Company wants to automate the loan eligibility process (real time) based on customer detail provided while filling online application form. These details are Gender, Marital Status, Education, Number of Dependents, Income, Loan Amount, Credit History and others. To automate this process, they have given a problem to identify the customers, those are eligible for loan amount so that they can specifically target these customers. Here they have provided a partial data set.
- loan_acceptance_data.csv (dataset)
- Loan_Acceptance.ipynb (notebook file with EDA, model building)
- loan.py (python file for model building)
- loan_approval.pkl (pickle file consisting the model)
- app.py (python file for model deployment)
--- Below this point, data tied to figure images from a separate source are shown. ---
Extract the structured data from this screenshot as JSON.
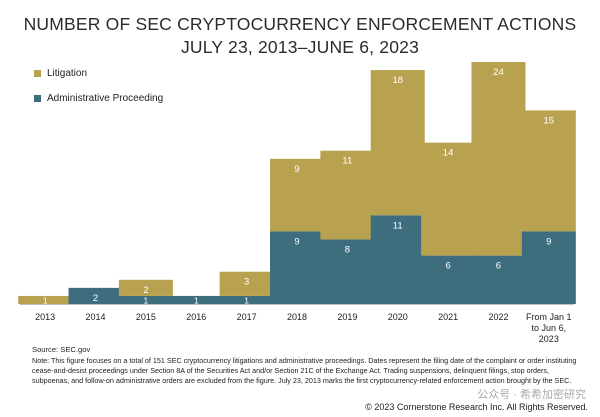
{
  "chart_data": {
    "type": "bar",
    "stacked": true,
    "title": "NUMBER OF SEC CRYPTOCURRENCY ENFORCEMENT ACTIONS",
    "subtitle": "JULY 23, 2013–JUNE 6, 2023",
    "categories": [
      "2013",
      "2014",
      "2015",
      "2016",
      "2017",
      "2018",
      "2019",
      "2020",
      "2021",
      "2022",
      "From Jan 1 to Jun 6, 2023"
    ],
    "category_lines": [
      [
        "2013"
      ],
      [
        "2014"
      ],
      [
        "2015"
      ],
      [
        "2016"
      ],
      [
        "2017"
      ],
      [
        "2018"
      ],
      [
        "2019"
      ],
      [
        "2020"
      ],
      [
        "2021"
      ],
      [
        "2022"
      ],
      [
        "From Jan 1",
        "to Jun 6,",
        "2023"
      ]
    ],
    "series": [
      {
        "name": "Administrative Proceeding",
        "color": "#3e6d7d",
        "values": [
          0,
          2,
          1,
          1,
          1,
          9,
          8,
          11,
          6,
          6,
          9
        ]
      },
      {
        "name": "Litigation",
        "color": "#b9a24f",
        "values": [
          1,
          0,
          2,
          0,
          3,
          9,
          11,
          18,
          14,
          24,
          15
        ]
      }
    ],
    "data_labels": {
      "Administrative Proceeding": [
        "",
        "2",
        "1",
        "1",
        "1",
        "9",
        "8",
        "11",
        "6",
        "6",
        "9"
      ],
      "Litigation": [
        "1",
        "",
        "2",
        "",
        "3",
        "9",
        "11",
        "18",
        "14",
        "24",
        "15"
      ]
    },
    "ylim": [
      0,
      30
    ],
    "grid": false,
    "legend_position": "top-left",
    "legend_order": [
      "Litigation",
      "Administrative Proceeding"
    ],
    "xlabel": "",
    "ylabel": ""
  },
  "source": "Source: SEC.gov",
  "note": "Note: This figure focuses on a total of 151 SEC cryptocurrency litigations and administrative proceedings. Dates represent the filing date of the complaint or order instituting cease-and-desist proceedings under Section 8A of the Securities Act and/or Section 21C of the Exchange Act. Trading suspensions, delinquent filings, stop orders, subpoenas, and follow-on administrative orders are excluded from the figure. July 23, 2013 marks the first cryptocurrency-related enforcement action brought by the SEC.",
  "copyright": "© 2023 Cornerstone Research Inc. All Rights Reserved.",
  "watermark": "公众号 · 希希加密研究"
}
- requirements.txt (necessary libraries)
- templates/index.html (html file for frontend)
- Open the project in an editor
- Using the command install all libraries -> "pip install -r requirements.txt"
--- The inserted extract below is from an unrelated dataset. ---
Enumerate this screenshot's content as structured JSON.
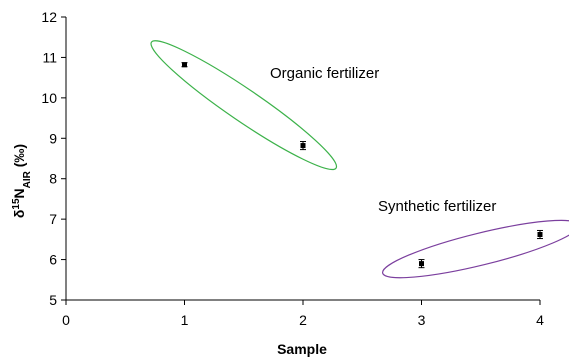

- Uncomment the code in app.py -> app.run(debug=True)
- Comment the code in app.py -> app.run(host="0.0.0.0")
- Run the app.py file
We tried to perform model building using K Nearest Neighbors, Decision Tree, Logistic Regression, Gradient Boosting. Also we tried to find out the best result by hyper parameter tuning. We got the best Recall and F1 score when we applied Gradient Boosting with GridSearchCV (recall = 0.53, f1-score = 0.60). So we went ahead with this algorithm for model building.
- Create an instance, generate PEM file.
- Push code to AWS server using FileZilla.
- Add source 0.0.0.0/0 with port 5000 in EC2.
- Connect to server using Powershell and run app.py file.
- Run the link on browser (http://ec2-3-142-219-86.us-east-2.compute.amazonaws.com:5000/) to work on the model.
- Understanding Data
- Data Cleaning
- Exploratory Analysis
- Feature Engineering
- Encoding
- Feature Selection & Scaling
- Model Building
- Use of PyCaret
- UI Building
- Deployment
UI was built and we will have to put in details of the customer whose loan eligibility we would like to predict.